Balada do concurso de Blois
François Villon
Morro de sede perto da fonte,
Quente como fogo, tirito de frio,
Estrangeiro me sinto no meu país;
Junto ao braseiro, sinto escalafrios.
Nu como um verme, vestido como um presidente;
Chorando rio e desesperançado espero;
Reconforto-me com o mal da desgraça;
Regozijo-me e prazer nenhum sinto;
Sou poderoso sem poder e sem força;
Bem-amado e rejeitado por todos.
Nada me é certo senão o incerto;
Obscuro, exceto o que é evidente;
De nada duvido a não ser da certeza,
E em cada acidente a ciência encontro;
Ganho tudo, permaneço perdedor.
Ao fim do dia digo: “Deus lhe dê boa-noite!”
Deitado, tenho muito medo de cair.
Tenho muito do que nada tenho.
Herança espero e não sou parente de ninguém;
Bem-amado e rejeitado por todos.
De nada necessito, embora pareça
Procurar bens e isso não pretenda;
Aquele que mais docemente me fala é o que mai me irrita;
E o que mais me engana é o mais verdadeiro.
Amigo verdadeiro é o que me convença
Que um cisne branco é um corvo negro;
Quem me maltrata crê fazer-me um favor
Verdade e mentira, hoje, para mim é igual.
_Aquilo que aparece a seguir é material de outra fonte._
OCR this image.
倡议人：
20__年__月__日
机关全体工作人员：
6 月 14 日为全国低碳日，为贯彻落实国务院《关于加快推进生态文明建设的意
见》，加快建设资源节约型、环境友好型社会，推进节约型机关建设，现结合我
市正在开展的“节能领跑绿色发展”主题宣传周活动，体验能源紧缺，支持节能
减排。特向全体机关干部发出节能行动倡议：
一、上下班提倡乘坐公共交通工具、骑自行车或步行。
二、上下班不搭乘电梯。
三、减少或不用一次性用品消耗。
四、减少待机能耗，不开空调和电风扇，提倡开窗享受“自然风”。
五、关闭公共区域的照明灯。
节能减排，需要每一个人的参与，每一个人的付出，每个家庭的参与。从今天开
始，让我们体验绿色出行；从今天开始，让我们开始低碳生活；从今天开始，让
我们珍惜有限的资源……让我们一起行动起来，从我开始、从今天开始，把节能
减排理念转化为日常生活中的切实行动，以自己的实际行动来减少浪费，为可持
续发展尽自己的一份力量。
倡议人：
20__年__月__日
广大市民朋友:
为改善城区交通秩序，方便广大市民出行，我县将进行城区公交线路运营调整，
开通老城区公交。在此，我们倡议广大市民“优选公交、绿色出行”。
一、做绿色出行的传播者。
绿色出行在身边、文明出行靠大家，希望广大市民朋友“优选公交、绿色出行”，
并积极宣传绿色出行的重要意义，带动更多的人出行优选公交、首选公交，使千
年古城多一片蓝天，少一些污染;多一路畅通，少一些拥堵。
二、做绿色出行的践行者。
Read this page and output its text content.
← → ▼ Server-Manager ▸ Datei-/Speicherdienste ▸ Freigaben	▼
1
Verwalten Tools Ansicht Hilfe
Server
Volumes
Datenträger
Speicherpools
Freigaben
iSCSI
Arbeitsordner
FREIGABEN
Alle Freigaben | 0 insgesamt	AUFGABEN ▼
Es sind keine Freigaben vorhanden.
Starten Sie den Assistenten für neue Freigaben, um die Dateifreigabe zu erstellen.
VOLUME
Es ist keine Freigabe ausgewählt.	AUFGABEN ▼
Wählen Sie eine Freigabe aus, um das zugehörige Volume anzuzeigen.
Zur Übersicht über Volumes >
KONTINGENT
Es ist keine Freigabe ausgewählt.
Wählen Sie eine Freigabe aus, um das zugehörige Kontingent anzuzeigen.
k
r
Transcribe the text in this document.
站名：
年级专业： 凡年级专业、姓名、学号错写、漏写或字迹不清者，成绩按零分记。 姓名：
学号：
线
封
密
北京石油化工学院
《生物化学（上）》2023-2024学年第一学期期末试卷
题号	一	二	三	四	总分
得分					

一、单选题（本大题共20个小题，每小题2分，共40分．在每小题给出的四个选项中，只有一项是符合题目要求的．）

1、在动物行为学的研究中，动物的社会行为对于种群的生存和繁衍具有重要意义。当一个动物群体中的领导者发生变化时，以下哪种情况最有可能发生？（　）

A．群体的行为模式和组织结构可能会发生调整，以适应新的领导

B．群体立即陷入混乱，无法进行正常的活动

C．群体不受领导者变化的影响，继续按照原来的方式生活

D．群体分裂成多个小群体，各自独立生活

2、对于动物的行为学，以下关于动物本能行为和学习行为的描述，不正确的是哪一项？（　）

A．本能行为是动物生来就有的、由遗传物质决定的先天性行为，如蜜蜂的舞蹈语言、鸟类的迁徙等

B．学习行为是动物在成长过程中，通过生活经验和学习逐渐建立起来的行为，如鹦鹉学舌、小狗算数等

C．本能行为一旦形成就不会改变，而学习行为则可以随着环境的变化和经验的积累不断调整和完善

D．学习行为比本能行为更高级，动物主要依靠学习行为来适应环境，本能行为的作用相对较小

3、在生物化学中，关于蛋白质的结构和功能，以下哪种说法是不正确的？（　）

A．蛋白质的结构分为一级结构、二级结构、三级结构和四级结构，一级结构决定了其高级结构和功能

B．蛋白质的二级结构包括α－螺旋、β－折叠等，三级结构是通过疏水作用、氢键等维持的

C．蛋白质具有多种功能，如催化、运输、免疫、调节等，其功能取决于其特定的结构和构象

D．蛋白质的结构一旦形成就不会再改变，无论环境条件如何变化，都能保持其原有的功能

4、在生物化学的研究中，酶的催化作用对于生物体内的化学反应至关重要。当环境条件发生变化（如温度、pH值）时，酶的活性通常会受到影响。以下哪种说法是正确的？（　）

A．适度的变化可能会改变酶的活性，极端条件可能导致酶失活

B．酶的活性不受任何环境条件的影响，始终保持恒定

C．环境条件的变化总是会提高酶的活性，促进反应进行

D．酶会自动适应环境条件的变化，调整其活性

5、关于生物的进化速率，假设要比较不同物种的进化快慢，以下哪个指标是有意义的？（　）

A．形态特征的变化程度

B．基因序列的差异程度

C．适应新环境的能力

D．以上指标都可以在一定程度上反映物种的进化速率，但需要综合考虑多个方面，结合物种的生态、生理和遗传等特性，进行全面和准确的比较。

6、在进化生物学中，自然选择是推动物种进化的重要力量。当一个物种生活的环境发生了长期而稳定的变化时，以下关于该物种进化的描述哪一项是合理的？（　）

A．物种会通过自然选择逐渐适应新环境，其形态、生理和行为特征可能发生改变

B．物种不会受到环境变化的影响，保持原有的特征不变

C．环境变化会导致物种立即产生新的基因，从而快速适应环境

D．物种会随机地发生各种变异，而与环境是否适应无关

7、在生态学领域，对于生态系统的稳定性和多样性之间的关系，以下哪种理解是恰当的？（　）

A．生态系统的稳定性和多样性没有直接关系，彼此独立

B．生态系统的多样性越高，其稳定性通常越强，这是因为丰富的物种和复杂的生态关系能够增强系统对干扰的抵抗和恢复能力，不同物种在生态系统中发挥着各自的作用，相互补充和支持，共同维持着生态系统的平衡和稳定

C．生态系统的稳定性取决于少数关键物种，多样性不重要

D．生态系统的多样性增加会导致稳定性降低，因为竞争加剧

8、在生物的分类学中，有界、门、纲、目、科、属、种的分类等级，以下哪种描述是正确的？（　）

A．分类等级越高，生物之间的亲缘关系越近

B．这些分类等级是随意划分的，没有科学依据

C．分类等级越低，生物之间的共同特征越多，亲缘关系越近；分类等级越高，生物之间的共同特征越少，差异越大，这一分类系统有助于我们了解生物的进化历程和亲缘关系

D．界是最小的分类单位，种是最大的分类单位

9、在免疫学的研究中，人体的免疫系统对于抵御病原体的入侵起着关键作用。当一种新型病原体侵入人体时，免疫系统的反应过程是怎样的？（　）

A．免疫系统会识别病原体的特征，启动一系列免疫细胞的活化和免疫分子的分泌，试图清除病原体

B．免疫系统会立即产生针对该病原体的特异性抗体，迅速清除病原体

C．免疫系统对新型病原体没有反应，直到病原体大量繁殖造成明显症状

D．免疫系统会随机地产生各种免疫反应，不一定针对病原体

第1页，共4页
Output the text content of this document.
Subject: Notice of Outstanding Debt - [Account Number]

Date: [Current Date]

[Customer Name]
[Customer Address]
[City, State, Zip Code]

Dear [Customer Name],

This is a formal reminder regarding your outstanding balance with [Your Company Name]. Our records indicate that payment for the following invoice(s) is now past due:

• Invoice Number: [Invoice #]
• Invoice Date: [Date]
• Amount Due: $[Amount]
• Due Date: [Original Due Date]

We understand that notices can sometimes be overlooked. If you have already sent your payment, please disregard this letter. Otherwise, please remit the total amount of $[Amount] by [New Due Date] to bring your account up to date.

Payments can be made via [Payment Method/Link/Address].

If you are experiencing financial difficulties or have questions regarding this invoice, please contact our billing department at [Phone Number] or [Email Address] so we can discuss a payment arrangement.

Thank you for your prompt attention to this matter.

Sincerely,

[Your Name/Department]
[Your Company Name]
Retenho tudo, nada sei conceber:
Bem-amado, rejeitado por todos.
Príncipe clemente, agora talvez queiram saber
Que eu entendo muito, sem ter sentidos nem saber:
Parcial sou e a toda lei me submeto.
Que sei eu a mais? Meus compromissos vencer,
Bem-amado, rejeitado por todos.
Fonte: Freire, C. 2004. Babel de poemas: uma antologia multilíngüe. Porto Alegre, L&PM. Poema publicado em livro em 1489.